The quartet strode out like superstars — calm, suave — and opened with a pair of Purcell fantasias followed by his G-minor Chacony. Also on the program were Berg‘s Lyric Suite — breathtaking — and Beethoven‘s A-minor string quartet, No. 15. Everything was executed flawlessly — would you expect anything less from a nine-time Grammy-winning ensemble? — but from the front row, there was a whole extra dimension to their flawlessness. They played beautifully, yes, but they also played honestly.
I’ve been playing chamber music for many years. Hours upon hours of rehearsals go into preparing for every performance, but there are some things you can’t rehearse. The connection between group members is electrified as soon as you step onstage, and the music takes on a different energy: it might make you hold your breath, or move a certain way, or bring a smile to your face. You can’t rehearse when to smile — it just happens — and the smile on Paul Watkins’ face the entire time was entirely genuine. Eugene Drucker and Philip Setzer’s synchronous swaying, Lawrence Dutton’s impassioned sidestep — they moved and breathed like an organism. There was no choreography — just good, honest music.
Maybe you can see this from any row in the hall, but from the front row, you can feel it.

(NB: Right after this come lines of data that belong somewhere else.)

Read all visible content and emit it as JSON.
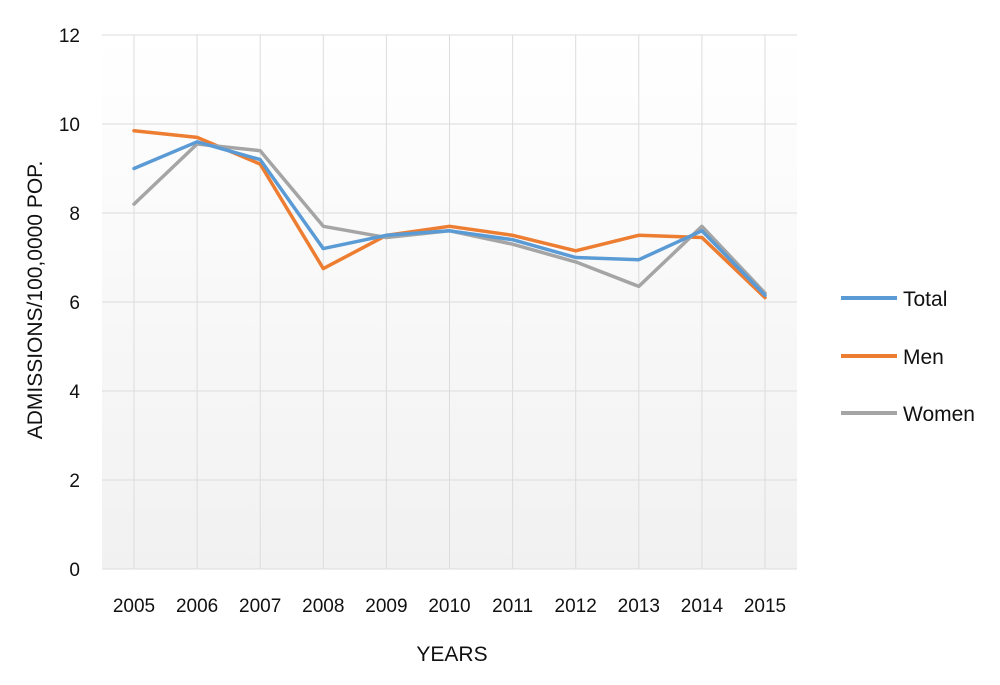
{
  "chart_data": {
    "type": "line",
    "title": "",
    "xlabel": "YEARS",
    "ylabel": "ADMISSIONS/100,0000 POP.",
    "categories": [
      "2005",
      "2006",
      "2007",
      "2008",
      "2009",
      "2010",
      "2011",
      "2012",
      "2013",
      "2014",
      "2015"
    ],
    "ylim": [
      0,
      12
    ],
    "yticks": [
      "0",
      "2",
      "4",
      "6",
      "8",
      "10",
      "12"
    ],
    "grid": true,
    "legend_position": "right",
    "series": [
      {
        "name": "Total",
        "color": "#5b9bd5",
        "values": [
          9.0,
          9.6,
          9.2,
          7.2,
          7.5,
          7.6,
          7.4,
          7.0,
          6.95,
          7.6,
          6.15
        ]
      },
      {
        "name": "Men",
        "color": "#ed7d31",
        "values": [
          9.85,
          9.7,
          9.1,
          6.75,
          7.5,
          7.7,
          7.5,
          7.15,
          7.5,
          7.45,
          6.1
        ]
      },
      {
        "name": "Women",
        "color": "#a5a5a5",
        "values": [
          8.2,
          9.55,
          9.4,
          7.7,
          7.45,
          7.6,
          7.3,
          6.9,
          6.35,
          7.7,
          6.2
        ]
      }
    ]
  }
}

Another effect of the front row: the performance was humanized. These titans of chamber music, Grammy-winning gods, keep their sheet music in a binder with colored tabs. (So do I.) They sweat. They blink. They have fun. Just like at the Bill Hader show, there was this sense of intimacy — companionship, almost, like we in the front row had shared an experience with them. And we had, hadn’t we? Up close and personal, we had embarked as a unit — performers and audience, together — on a journey from Purcell to Berg to Beethoven.
After the Beethoven quartet’s electrifying finale, a standing ovation brought them out for an encore. “A pre-Super Bowl Bach prelude,” Philip Setzer announced, met by laughter from the audience as well as from his three compatriots.
It was beautiful.
When it was over, they took a bow, and Eugene Drucker turned sideways to adjust the music on his stand, and he looked RIGHT. AT. ME. And he smiled.
I MADE EYE CONTACT WITH EUGENE DRUCKER.
Then they walked off stage and the lights went up, and the audience became a bustling mass of people trying to put on their coats and get out — and I was left thinking how amazing it would be if everyone in the hall could be made to feel like they were in the front row. I definitely plan to sit in the front row more often.